WELCOME TO PINOY FACTS!

Welcome to pinoy facts where we will be talking all about filipino norms,beliefs and culture.

Pinoy (/ˈpɪnɔɪ/) is an informal demonym referring to the Filipino people in the Philippines and their culture as well as to overseas Filipinos in the Filipino diaspora. A Pinoy with mix of foreign ancestry is called Tisoy, a shortened word for Mestizo.

In the Philippines, the earliest published usage known is from December 1926, in History of the Philippine Press, which briefly mentions a weekly Spanish-Visayan-English publication called Pinoy based in Capiz and published by the Pinoy Publishing Company. In 1930, the Manila-based magazine Khaki and Red: The Official Organ of the Constabulary and Police printed an article about street gangs stating “another is the ‘Kapatiran’ gang of Intramuros, composed of patrons of pools rooms who banded together to ‘protect pinoys’ from the abusive American soldados.”

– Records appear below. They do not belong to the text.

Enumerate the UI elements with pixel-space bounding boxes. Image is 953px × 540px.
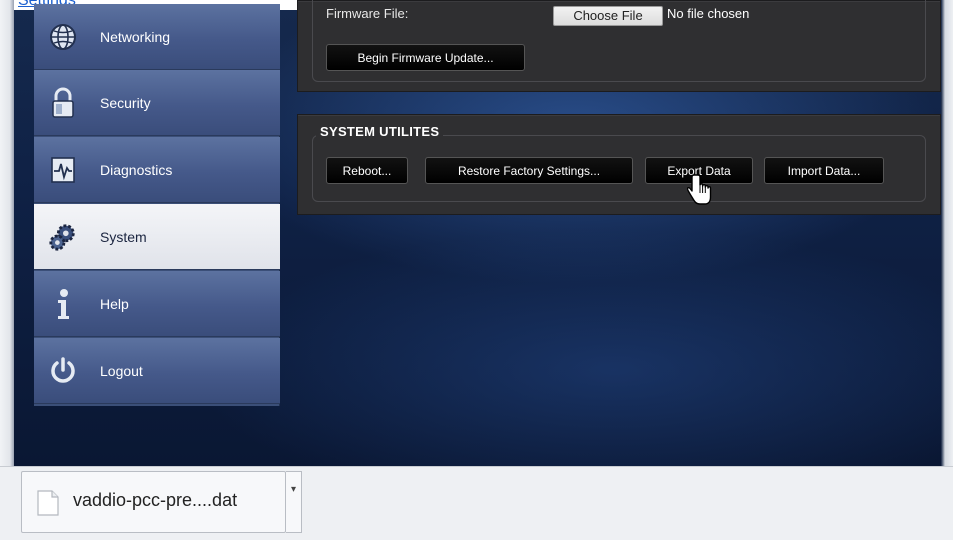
sidebar-item-help[interactable]: Help xyxy=(34,271,280,337)
download-item[interactable]: vaddio-pcc-pre....dat xyxy=(21,471,286,533)
sidebar-item-logout[interactable]: Logout xyxy=(34,338,280,404)
begin-firmware-update-button[interactable]: Begin Firmware Update... xyxy=(326,44,525,71)
gears-icon xyxy=(48,222,78,252)
sidebar-item-networking[interactable]: Networking xyxy=(34,4,280,70)
restore-factory-settings-button[interactable]: Restore Factory Settings... xyxy=(425,157,633,184)
sidebar-item-system[interactable]: System xyxy=(34,204,280,270)
choose-file-button[interactable]: Choose File xyxy=(553,6,663,26)
sidebar-item-label: Logout xyxy=(100,362,143,379)
import-data-button[interactable]: Import Data... xyxy=(764,157,884,184)
power-icon xyxy=(48,356,78,386)
sidebar-item-label: System xyxy=(100,228,147,245)
hand-cursor-icon xyxy=(687,174,712,205)
file-icon xyxy=(37,490,59,516)
diagnostics-icon xyxy=(48,155,78,185)
sidebar-nav: Networking Security Diagnostics System H… xyxy=(34,4,280,406)
download-bar: vaddio-pcc-pre....dat ▾ xyxy=(0,466,953,540)
system-utilities-title: SYSTEM UTILITES xyxy=(316,124,444,139)
reboot-button[interactable]: Reboot... xyxy=(326,157,408,184)
right-gutter xyxy=(941,0,953,466)
left-gutter xyxy=(0,0,14,466)
globe-icon xyxy=(48,22,78,52)
sidebar-item-label: Help xyxy=(100,295,129,312)
no-file-chosen-text: No file chosen xyxy=(667,6,750,21)
sidebar-item-label: Security xyxy=(100,94,151,111)
sidebar-item-label: Diagnostics xyxy=(100,161,173,178)
info-icon xyxy=(48,288,78,319)
caret-down-icon: ▾ xyxy=(290,484,297,495)
firmware-file-label: Firmware File: xyxy=(326,6,409,21)
lock-icon xyxy=(48,87,78,118)
download-filename: vaddio-pcc-pre....dat xyxy=(73,490,238,510)
download-menu-button[interactable]: ▾ xyxy=(286,471,302,533)
sidebar-item-diagnostics[interactable]: Diagnostics xyxy=(34,137,280,203)
sidebar-item-label: Networking xyxy=(100,28,171,45)
sidebar-item-security[interactable]: Security xyxy=(34,70,280,136)
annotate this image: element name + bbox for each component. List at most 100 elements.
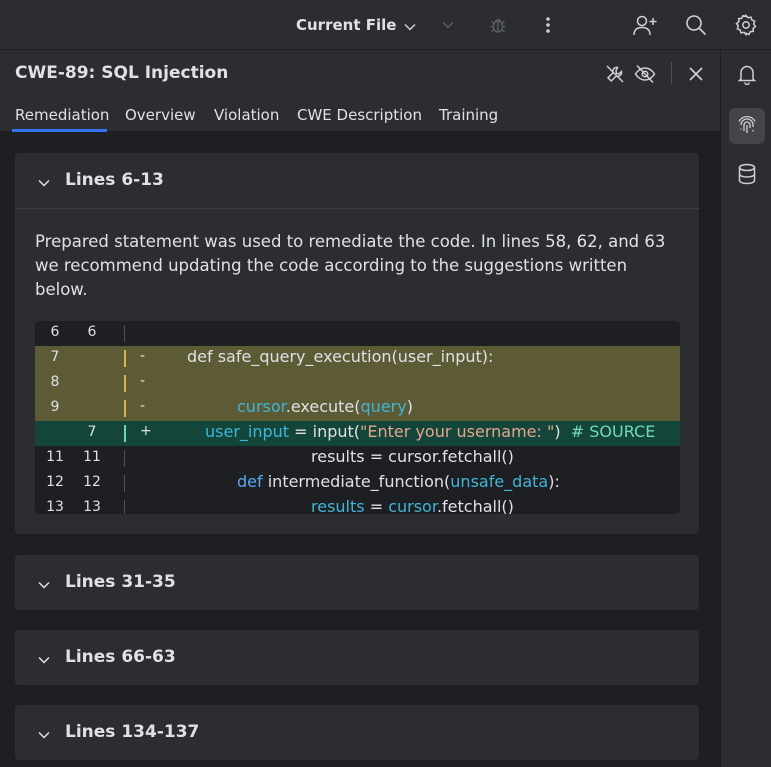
code-token: def safe_query_execution(user_input): bbox=[187, 347, 494, 366]
code-diff-view[interactable]: 6 6 7- def safe_query_execution(user_input)… bbox=[35, 321, 680, 514]
diff-gutter-bar bbox=[124, 400, 126, 417]
section-divider bbox=[15, 208, 699, 209]
old-line-number: 13 bbox=[46, 499, 64, 514]
code-line-text: cursor.execute(query) bbox=[237, 397, 413, 416]
code-diff-row: 7 + user_input = input("Enter your usernam… bbox=[35, 421, 680, 446]
eye-off-icon[interactable] bbox=[633, 62, 657, 86]
code-token: results = cursor.fetchall() bbox=[311, 447, 514, 466]
close-icon[interactable] bbox=[684, 62, 708, 86]
diff-gutter-bar bbox=[124, 350, 126, 367]
code-line-text: results = cursor.fetchall() bbox=[311, 497, 514, 514]
code-token: = input( bbox=[289, 422, 361, 441]
code-diff-row: 7 - def safe_query_execution(user_input): bbox=[35, 346, 680, 371]
remediation-section: Lines 31-35 bbox=[15, 555, 699, 610]
settings-gear-icon[interactable] bbox=[734, 13, 758, 37]
remediation-content: Lines 6-13 Prepared statement was used t… bbox=[0, 132, 720, 767]
tab-training[interactable]: Training bbox=[439, 102, 498, 132]
code-line-text: def safe_query_execution(user_input): bbox=[187, 347, 493, 366]
tab-remediation[interactable]: Remediation bbox=[12, 102, 109, 132]
top-toolbar: Current File bbox=[0, 0, 771, 50]
add-user-icon[interactable] bbox=[633, 13, 657, 37]
section-header[interactable]: Lines 6-13 bbox=[15, 153, 699, 208]
database-icon bbox=[737, 163, 757, 189]
diff-gutter-bar bbox=[124, 450, 125, 467]
chevron-down-icon[interactable] bbox=[436, 13, 460, 37]
run-config-selector[interactable]: Current File bbox=[296, 14, 416, 36]
code-diff-row: 12 12 def intermediate_function(unsafe_dat… bbox=[35, 471, 680, 496]
security-fingerprint-button[interactable] bbox=[729, 108, 765, 144]
section-title: Lines 66-63 bbox=[65, 647, 176, 667]
new-line-number: 12 bbox=[83, 474, 101, 490]
panel-tabs: Remediation Overview Violation CWE Descr… bbox=[0, 102, 720, 132]
diff-gutter-bar bbox=[124, 325, 125, 342]
more-vertical-icon[interactable] bbox=[536, 13, 560, 37]
remediation-section: Lines 6-13 Prepared statement was used t… bbox=[15, 153, 699, 534]
code-token: # SOURCE bbox=[570, 422, 656, 441]
code-token: query bbox=[360, 397, 407, 416]
section-title: Lines 134-137 bbox=[65, 722, 200, 742]
old-line-number: 8 bbox=[50, 374, 60, 390]
old-line-number: 9 bbox=[50, 399, 60, 415]
old-line-number: 7 bbox=[50, 349, 60, 365]
old-line-number: 12 bbox=[46, 474, 64, 490]
chevron-down-icon bbox=[38, 574, 50, 593]
code-token: = bbox=[364, 497, 389, 514]
debug-bug-icon[interactable] bbox=[486, 13, 510, 37]
wrench-off-icon[interactable] bbox=[603, 62, 627, 86]
new-line-number: 11 bbox=[83, 449, 101, 465]
code-token: intermediate_function( bbox=[262, 472, 451, 491]
diff-marker: - bbox=[140, 398, 146, 414]
code-token: "Enter your username: " bbox=[360, 422, 555, 441]
header-divider bbox=[671, 62, 672, 84]
notifications-button[interactable] bbox=[729, 58, 765, 94]
chevron-down-icon bbox=[38, 724, 50, 743]
panel-title: CWE-89: SQL Injection bbox=[15, 63, 229, 83]
code-diff-row: 66 bbox=[35, 321, 680, 346]
section-header[interactable]: Lines 66-63 bbox=[15, 630, 699, 685]
code-token: ): bbox=[548, 472, 560, 491]
remediation-section: Lines 66-63 bbox=[15, 630, 699, 685]
diff-gutter-bar bbox=[124, 475, 125, 492]
bell-icon bbox=[737, 63, 757, 89]
chevron-down-icon bbox=[38, 172, 50, 191]
tab-violation[interactable]: Violation bbox=[214, 102, 279, 132]
chevron-down-icon bbox=[38, 649, 50, 668]
code-diff-row: 9 - cursor.execute(query) bbox=[35, 396, 680, 421]
vulnerability-panel: CWE-89: SQL Injection Remediation Overvi… bbox=[0, 50, 720, 767]
fingerprint-icon bbox=[736, 113, 758, 139]
section-header[interactable]: Lines 31-35 bbox=[15, 555, 699, 610]
code-token: unsafe_data bbox=[450, 472, 549, 491]
section-title: Lines 6-13 bbox=[65, 170, 164, 190]
code-token: cursor bbox=[388, 497, 437, 514]
code-token: .fetchall() bbox=[436, 497, 514, 514]
code-token: ) bbox=[406, 397, 413, 416]
panel-header: CWE-89: SQL Injection bbox=[0, 50, 720, 98]
diff-marker: - bbox=[140, 348, 146, 364]
code-diff-row: 8- bbox=[35, 371, 680, 396]
code-token: ) bbox=[554, 422, 571, 441]
chevron-down-icon bbox=[404, 16, 416, 35]
section-title: Lines 31-35 bbox=[65, 572, 176, 592]
diff-marker: - bbox=[140, 373, 146, 389]
code-diff-row: 13 13 results = cursor.fetchall() bbox=[35, 496, 680, 514]
right-tool-strip bbox=[720, 50, 771, 767]
diff-gutter-bar bbox=[124, 425, 126, 442]
new-line-number: 6 bbox=[87, 324, 97, 340]
code-token: def bbox=[237, 472, 263, 491]
code-token: .execute( bbox=[285, 397, 361, 416]
tab-cwe-description[interactable]: CWE Description bbox=[297, 102, 422, 132]
tab-overview[interactable]: Overview bbox=[125, 102, 196, 132]
code-token: user_input bbox=[205, 422, 290, 441]
run-config-label: Current File bbox=[296, 16, 397, 34]
diff-gutter-bar bbox=[124, 500, 125, 514]
code-line-text: user_input = input("Enter your username:… bbox=[205, 422, 655, 441]
new-line-number: 7 bbox=[87, 424, 97, 440]
old-line-number: 6 bbox=[50, 324, 60, 340]
search-icon[interactable] bbox=[684, 13, 708, 37]
code-token: results bbox=[311, 497, 365, 514]
section-header[interactable]: Lines 134-137 bbox=[15, 705, 699, 760]
diff-gutter-bar bbox=[124, 375, 126, 392]
diff-marker: + bbox=[140, 423, 152, 439]
new-line-number: 13 bbox=[83, 499, 101, 514]
database-button[interactable] bbox=[729, 158, 765, 194]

The desire to self-identify can likely be attributed to the diverse and independent history of the archipelagic country – comprising 7,107 islands in the western Pacific Ocean – which trace back 30,000 years before being colonized by Spain in the 16th century and later occupied by the United States, which led to the outbreak of the Philippine–American War (1899–1902).537626588-612x612.jpg

The Commonwealth of the Philippines was established in 1935 with the country gaining its independence in 1946 after hostilities in the Pacific Theatre of the Second World War had ended. The Philippines have over 170 languages indigenous to the area, most of which belong to the Malayo-Polynesian branch of the Austronesian language family. In 1939, then-president Manuel L. Quezon renamed the Tagalog language as the Wikang Pambansa (“national language”). The language was further renamed in 1959 as Filipino by Secretary of Education Jose Romero. The 1973 constitution declared the Filipino language to be co-official, along with English, and mandated the development of a national language to be known as Filipino. Since then, the two official languages are Filipino and English.